The book is short (only about 60 pages in my edition), and about half recipes, and half discussion of oysters. The recipes are of necessity limited in scope and number. After all, there is only so much that you can do with an oyster. You can bake it, boil it, batter and fry it, turn it into soup, and make stuffing with it. And of course you can open and eat it raw, which is the course that Fisher advocates.
I will just own up and admit that I don't really care for oysters. Or clams, actually. I don't like the rubbery texture. I'm not actually sure why anyone DOES like the rubbery texture, but I have learned to accept the fact that clearly people do.
If Consider The Oyster suffers from a lack of things that can be done with oysters, it benefits from M.F.K. Fisher's gift for writing. Despite the fact that I don't like oysters, have no interest in oysters, and am incredibly unlikely to ever need a recipe for oysters, I read the entire thing. Partly because I was hoping to figure out why people like the damned things.
We may as well talk about the sex connection now. Fisher's description of oysters could fairly be called "voluptuous," and of course they are also widely renowned as an aphrodisiac. Presumably this is a form of magical thinking which results from the similarity between an oyster and the female anatomy. (I have always thought this connection was both revolting and horribly unfair, since oysters are both cold and rubbery. How is that a compliment?)

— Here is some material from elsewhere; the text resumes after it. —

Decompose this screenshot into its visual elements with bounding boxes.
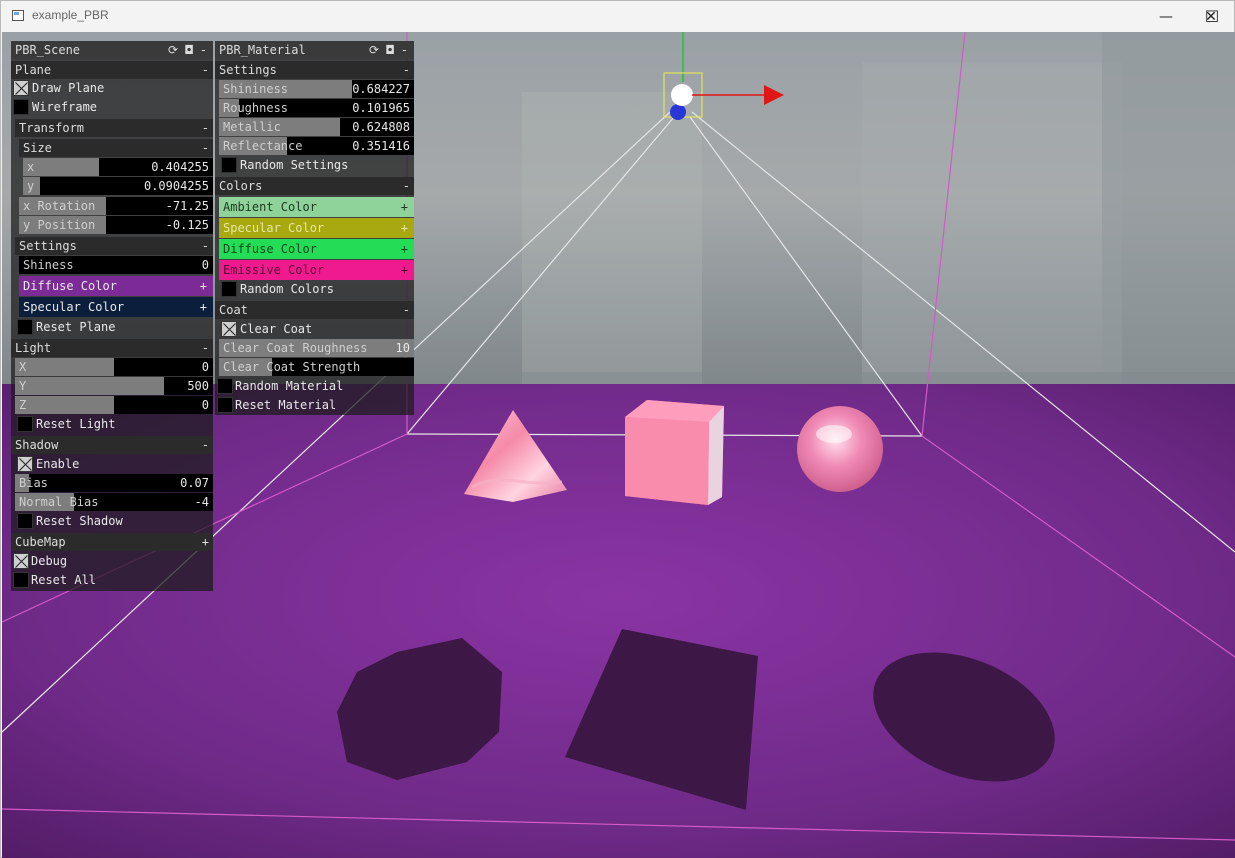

M.F.K. Fisher was bisexual, and some biographers have seen fit to draw dotted lines between Fisher's love for oysters, and her relationships with women. Is that fair? Or even reasonable? I can't say - I have only read it third hand as a cited source, "so and so said in their biography of Fisher that…" Maybe it is less insulting in context. Hard to say.
Although admittedly, Fisher relishes talk about the oyster's fluid understanding of gender. (All oysters begin life as males, but some of them become female later in life.) Is Fisher talking about her own perception of gender? Is she having a coded discussion about bisexuality and gender roles in modern society? It made me wish that Fisher had been born later in the history of the world, because constantly having to read between the lines can be tiresome.
Regardless of all of the above, if you like oysters even a little (which is to say, more than I do), then Consider The Oyster should be mandatory reading for you. I enjoyed it, which means that someone who actually likes oysters can't help but like it.